Skip to content

Imagine you are part of a data science team working for an educational institution. The team is tasked with developing a predictive model that can assist in identifying students who are likely to pass or fail the grade. Such a model can provide valuable insights into student performance and help in designing targeted interventions to support struggling students.

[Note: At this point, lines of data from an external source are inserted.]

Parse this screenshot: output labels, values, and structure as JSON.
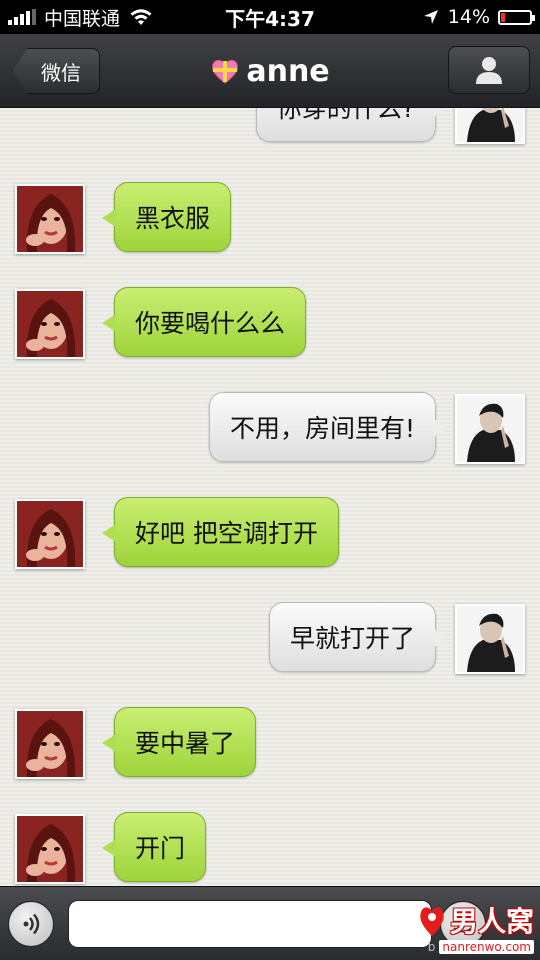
{
  "status_bar": {
    "carrier": "中国联通",
    "time": "下午4:37",
    "battery_percent": "14%",
    "battery_level": 0.14,
    "icons": [
      "signal-icon",
      "wifi-icon",
      "location-arrow-icon",
      "battery-icon"
    ]
  },
  "nav": {
    "back_label": "微信",
    "title": "anne",
    "title_icon": "heart-gift-icon",
    "profile_icon": "person-icon"
  },
  "messages": [
    {
      "side": "right",
      "text": "你穿的什么?",
      "avatar": "avatar-man"
    },
    {
      "side": "left",
      "text": "黑衣服",
      "avatar": "avatar-anne"
    },
    {
      "side": "left",
      "text": "你要喝什么么",
      "avatar": "avatar-anne"
    },
    {
      "side": "right",
      "text": "不用，房间里有!",
      "avatar": "avatar-man"
    },
    {
      "side": "left",
      "text": "好吧 把空调打开",
      "avatar": "avatar-anne"
    },
    {
      "side": "right",
      "text": "早就打开了",
      "avatar": "avatar-man"
    },
    {
      "side": "left",
      "text": "要中暑了",
      "avatar": "avatar-anne"
    },
    {
      "side": "left",
      "text": "开门",
      "avatar": "avatar-anne"
    }
  ],
  "input_bar": {
    "placeholder": "",
    "value": "",
    "voice_icon": "voice-icon",
    "emoji_icon": "emoji-icon"
  },
  "watermark": {
    "title": "男人窝",
    "url": "nanrenwo.com",
    "prefix": "b"
  },
  "colors": {
    "left_bubble": "#b0de52",
    "right_bubble": "#ececec",
    "nav_bg": "#2e3033",
    "battery_low": "#e33333"
  }
}
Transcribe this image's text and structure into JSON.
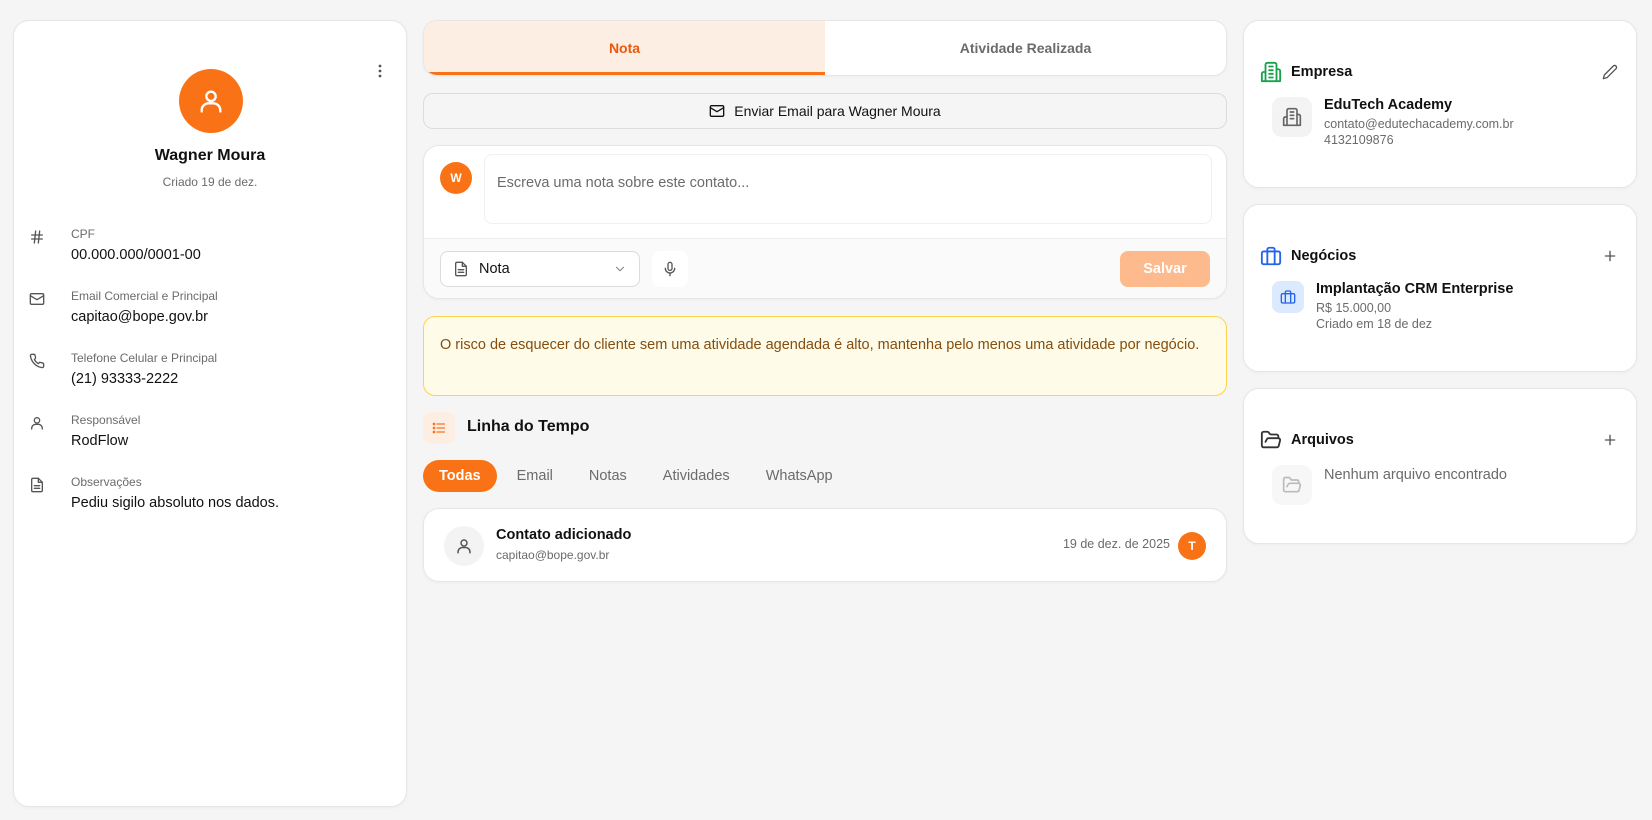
{
  "contact": {
    "avatar_icon": "user-icon",
    "name": "Wagner Moura",
    "created": "Criado 19 de dez.",
    "fields": [
      {
        "icon": "hash-icon",
        "label": "CPF",
        "value": "00.000.000/0001-00"
      },
      {
        "icon": "mail-icon",
        "label": "Email Comercial e Principal",
        "value": "capitao@bope.gov.br"
      },
      {
        "icon": "phone-icon",
        "label": "Telefone Celular e Principal",
        "value": "(21) 93333-2222"
      },
      {
        "icon": "user-icon",
        "label": "Responsável",
        "value": "RodFlow"
      },
      {
        "icon": "file-text-icon",
        "label": "Observações",
        "value": "Pediu sigilo absoluto nos dados."
      }
    ]
  },
  "tabs": [
    {
      "label": "Nota",
      "active": true
    },
    {
      "label": "Atividade Realizada",
      "active": false
    }
  ],
  "email_button": {
    "label": "Enviar Email para Wagner Moura",
    "icon": "mail-icon"
  },
  "note_editor": {
    "avatar_initial": "W",
    "placeholder": "Escreva uma nota sobre este contato...",
    "type_select": {
      "value": "Nota",
      "icon": "file-text-icon"
    },
    "mic_icon": "mic-icon",
    "save_label": "Salvar"
  },
  "alert": {
    "text": "O risco de esquecer do cliente sem uma atividade agendada é alto, mantenha pelo menos uma atividade por negócio."
  },
  "timeline": {
    "title": "Linha do Tempo",
    "icon": "list-icon",
    "filters": [
      "Todas",
      "Email",
      "Notas",
      "Atividades",
      "WhatsApp"
    ],
    "active_filter": "Todas",
    "items": [
      {
        "title": "Contato adicionado",
        "subtitle": "capitao@bope.gov.br",
        "date": "19 de dez. de 2025",
        "user_initial": "T"
      }
    ]
  },
  "company": {
    "title": "Empresa",
    "name": "EduTech Academy",
    "email": "contato@edutechacademy.com.br",
    "phone": "4132109876",
    "accent": "#16a34a"
  },
  "deals": {
    "title": "Negócios",
    "items": [
      {
        "name": "Implantação CRM Enterprise",
        "value": "R$ 15.000,00",
        "created": "Criado em 18 de dez"
      }
    ],
    "accent": "#2563eb"
  },
  "files": {
    "title": "Arquivos",
    "empty_text": "Nenhum arquivo encontrado"
  },
  "colors": {
    "brand": "#f97316",
    "brand_light": "#fdeee4",
    "alert_bg": "#fefce8",
    "alert_border": "#fcd34d",
    "alert_text": "#854d0e"
  }
}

Get the data from https://archive.ics.uci.edu/dataset/320/student+performance

!pip install ucimlrepo
from ucimlrepo import fetch_ucirepo 
  
# fetch dataset 
student_performance = fetch_ucirepo(id=320) 
  
# data (as pandas dataframes) 
X = student_performance.data.features 
y = student_performance.data.targets 
  
# metadata 
print(student_performance.metadata) 
  
# variable information 
print(student_performance.variables) 

A little glimpse of the data:

import pandas as pd

# Combine the features and targets into a single DataFrame
df = pd.concat([X, y], axis=1)
df.head()
#There aren't NA  values in the data, but there are a lot of variables that need to be encoded to use them in a model
df.info()
#The min and max values are expected in all the numerical columns
df.describe()

Correlation Analysis

#We can see that there are no strong correlations among the explanatory numeric variables.
import seaborn as sns
sns.heatmap(X.select_dtypes(include='int').corr())
X.select_dtypes(include='int').corr()

Getting the dummies for the model

import warnings

# Ignore all future warnings
warnings.simplefilter(action='ignore', category=FutureWarning)

X_dummies = X.copy()
X_dummies = pd.get_dummies(X_dummies, drop_first= True)
X_bool_to_int = X_dummies.select_dtypes(include=['bool']).astype(int)
X_dummies.update(X_bool_to_int)
X_dummies.head() 
G3 = y['G3'] > 12 
G3 = G3.astype(int)
G3.value_counts(normalize=True)
G3 = G3.values
G3[:5]